Históricamente, Pinar ha estado entre los territorios de mejores logros deportivos, figurando entre las primeras del país en el aporte de atletas a equipos nacionales, así como el aporte de medallas en juegos centrocaribeños, panamericanos y olímpicos.
Además exhibe el quinto lugar Nacional de forma integral en el deporte, complementado por el cuarto escaño en la categoría pioneril, el sexto en la escolar, el cuarto en la juvenil y el quinto en la social.
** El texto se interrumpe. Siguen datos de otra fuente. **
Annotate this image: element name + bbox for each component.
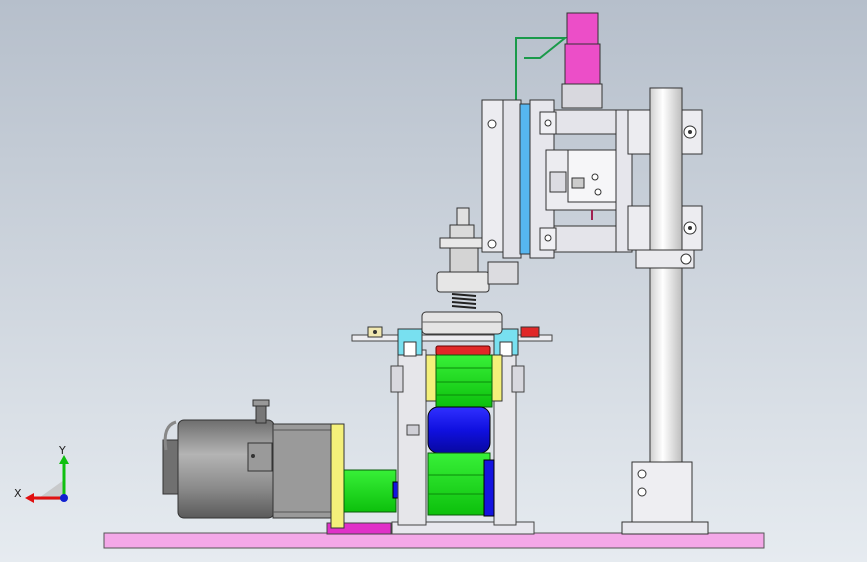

De nuestra provincia han surgido atletas de reconocido prestigio internacional como son, entre tantos, los campeones olímpicos Omar Linares y Pedro Luis Lazo de béisbol; Ariel Hernández Y Roniel Iglesias de boxeo; Héctor Milián y Alejandro Puerto de lucha; y Marlenis Costa de voleibol.
Entre los subcampeones olímpicos destacan Raúl González y Juan Hernández Sierra de boxeo; Joel Romero de lucha y Yarisley Silva de atletismo.
La lista de campeones mundiales reserva espacios estelares para Silva, Pablo Romero de boxeo, Luis Giraldo Casanova, Alfonso Urquiola y Julio Romero de béisbol, entre otros.
En el territorio se cuentan en general a más de 350 figuras, entre glorias deportivas y atletas en activo, que forman parte de la gran historia de esta pequeña nación.
El deporte de competición en el mundo ha alcanzado en los últimos años un vertiginoso desarrollo, en el que se manifiestan constantes transformaciones del escenario internacional, caracterizado por el aumento del número y nivel de las justas, las adecuaciones de los reglamentos según las exigencias del espectáculo y los sistemas de participación, el acelerado proceso de innovación tecnológica, entre otros rasgos.
Producto de todo esto se perfeccionan cada vez más los sistemas de preparación del deportista, para alcanzar resultados superiores, lo cual exige buscar mejores formas metodológicas y estructurales de organización del trabajo.
A todos estos retos se enfrenta el deporte cubano, empeñado en mantener y superar las conquistas alcanzadas, tarea que exige el perfeccionamiento de las diferentes estructuras y niveles del alto rendimiento en el país, a partir de la utilización eficiente de la ciencia y la tecnología y la superación creciente de nuestros entrenadores y técnicos deportivos.
Nuestra provincia, al igual que el resto del país, ha proyectado la estrategia de desarrollo 2017-2021, en la que en una de sus direcciones se pondera la superación de los profesionales como vía para que se apropien de los conocimientos más avanzados en su esfera para incrementar la profesionalidad y lograr mejores resultados en los servicios que prestan.
En esta labor desempeña un papel primordial la Universidad, con su Facultad de Cultura Física, y en particular el Centro de Estudios, especializado en el Entrenamiento Deportivo en el Alto Rendimiento (CEEDAR).
La misión de este último es contribuir a transformar y perfeccionar el desarrollo deportivo, a partir de la investigación, el postgrado y la formación profesional, centrado en el proceso del entrenamiento en la pirámide del alto rendimiento, que tribute a la elevación sostenida de su calidad y su reconocimiento internacional, en correspondencia con las necesidades y expectativas de nuestro sistema socialista.
A partir de la eficiencia con que se realice esta labor, el deporte pinareño estará en condiciones de enfrentar los nuevos retos y continuar en la vanguardia del desarrollo deportivo cubano.
*Director del CEEDAR. Licenciado en Cultura Física y Doctor en Ciencias Forestales. Profesor Auxiliar de la Facultad de Cultura Física Nancy Uranga Romagoza de la Universidad de Pinar del Río Hermanos Saíz Montes de Oca.